Cargo de Assessor de Vereador pode ser comissionado?

Inicialmente, é importante relembrar que a Constituição Federal, embora autorize o preenchimento dos cargos comissionados por profissionais não aprovados em concurso público, determina que os cargos em comissão se destinam apenas para as funções de direção, chefia e assessoramento.


Ademais, o Supremo Tribunal Federal – STF, no julgamento do RE 1.041.210, fixou a seguinte tese: “a) a criação de cargos em comissão somente se justifica para o exercício de funções de direção, chefia e assessoramento, não se prestando ao desempenho de atividades burocráticas, técnicas ou operacionais; b) tal criação deve pressupor a necessária relação de confiança entre a autoridade nomeante e o servidor nomeado; c) o número de cargos comissionados criados deve guardar proporcionalidade com a necessidade que eles visam suprir e com o número de servidores ocupantes de cargos efetivos no ente federativo que os criar; e d) as atribuições dos cargos em comissão devem estar descritas, de forma clara e objetiva, na própria lei que os instituir”.


Segundo trecho do voto do Ministro Dias Toffoli no mencionado julgado, citando o parecer da Procuradoria-Geral da República, “para que se configure como cargo de direção ou chefia, a lei deve-lhe conferir atribuições de efetivo estabelecimento de diretrizes, planejamento de ações com amplo espectro de discricionariedade e tomada de decisões políticas. Já o assessoramento requer conhecimentos técnicos dos chamados programas finalísticos, em que se abre, grandes campos de avaliação e de opções discricionárias dos agentes públicos”


Portanto, para que os cargos de assessor parlamentar, assistente de gabinete e afins possam ter natureza de livre nomeação e exoneração, deve-se atender as condições precedentes, restando claro que as atribuições dos cargos se compatibilizam com as funções de direção, chefia e assessoramento.

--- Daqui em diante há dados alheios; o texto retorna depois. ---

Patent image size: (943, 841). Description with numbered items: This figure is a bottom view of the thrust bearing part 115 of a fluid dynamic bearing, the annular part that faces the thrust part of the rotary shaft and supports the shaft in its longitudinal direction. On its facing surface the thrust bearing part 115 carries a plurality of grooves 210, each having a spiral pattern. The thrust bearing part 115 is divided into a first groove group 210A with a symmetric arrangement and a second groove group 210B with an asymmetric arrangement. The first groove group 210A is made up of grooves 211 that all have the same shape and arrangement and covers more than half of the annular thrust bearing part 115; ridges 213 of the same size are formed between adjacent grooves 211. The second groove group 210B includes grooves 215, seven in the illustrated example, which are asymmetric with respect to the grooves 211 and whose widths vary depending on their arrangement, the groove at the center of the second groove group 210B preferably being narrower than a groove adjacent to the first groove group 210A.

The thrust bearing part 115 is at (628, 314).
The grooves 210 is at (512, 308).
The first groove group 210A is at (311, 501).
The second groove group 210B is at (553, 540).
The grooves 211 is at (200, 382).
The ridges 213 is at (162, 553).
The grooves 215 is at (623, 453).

Outrossim, é importante ressaltar que a Suprema Corte considerou inconstitucional norma do Estado de Rondônia que criou cargos em comissão de assistente parlamentar, secretária de apoio, assistente especial de gabinete e correlatos no quadro de pessoal da Assembleia Legislativa. Destaca-se que, não obstante algumas das atribuições destes cargos previstas na norma regional estipularem a função de “prestar assessoramento em geral” o STF entendeu que as responsabilidades dos cargos eram eminentemente técnicas e administrativos.


Nas palavras do Ministro Alexandre de Moraes, “no que se refere ao Assistente Parlamentar, nada obstante a legislação impugnada prever como obrigações do cargo “prestar assistência e assessoramento em geral a membros”, as atribuições previstas também são principalmente de apoio técnico e administrativo, a exemplo de “redigir textos, ofícios, memorandos e demais documentos de pouca complexidade”, “prestar serviços de secretariado: administrar os compromissos oficiais do Parlamentar em agenda, receber e encaminhar correspondência, arquivar documentos, atender telefone e administrar a caixa postal eletrônica”, “executar serviço de copa (como oferecer água e café) e limpeza” e “dirigir veículo oficial do Gabinete”.


Em seguida, prosseguiu o relator aduzindo que: “da mesma forma, à Secretária de Apoio incumbe “prestar assistência e assessoramento aos chefes das unidades administrativas que estiver lotado”, “realizar o controle de materiais quando solicitado” e “receber e protocolar documentos”, ao passo em que, à Secretária de Gabinete, “prestar serviço de assessoramento a administrar os compromissos oficiais do parlamentar em agenda, receber e encaminhar correspondência, arquivar documentos, atender telefone e administrar a caixa postal eletrônica”, “realizar o controle do material de expediente”, “recepcionar e encaminhar convidados e/ou servidores para reuniões relativos ao setor” e “realizar assessoramento para oferecer água e café, e limpeza”.


Em resumo, não basta a legislação citar nas atribuições dos cargos comissionados nomes alusivos às funções de direção, chefia ou assessoramento, com o intuito de justificar a natureza comissionada do cargo, posto que, conforme entendimento do STF, é preciso verificar se efetivamente a atividade prática dos cargos relacionam-se com direção, chefia e assessoramento.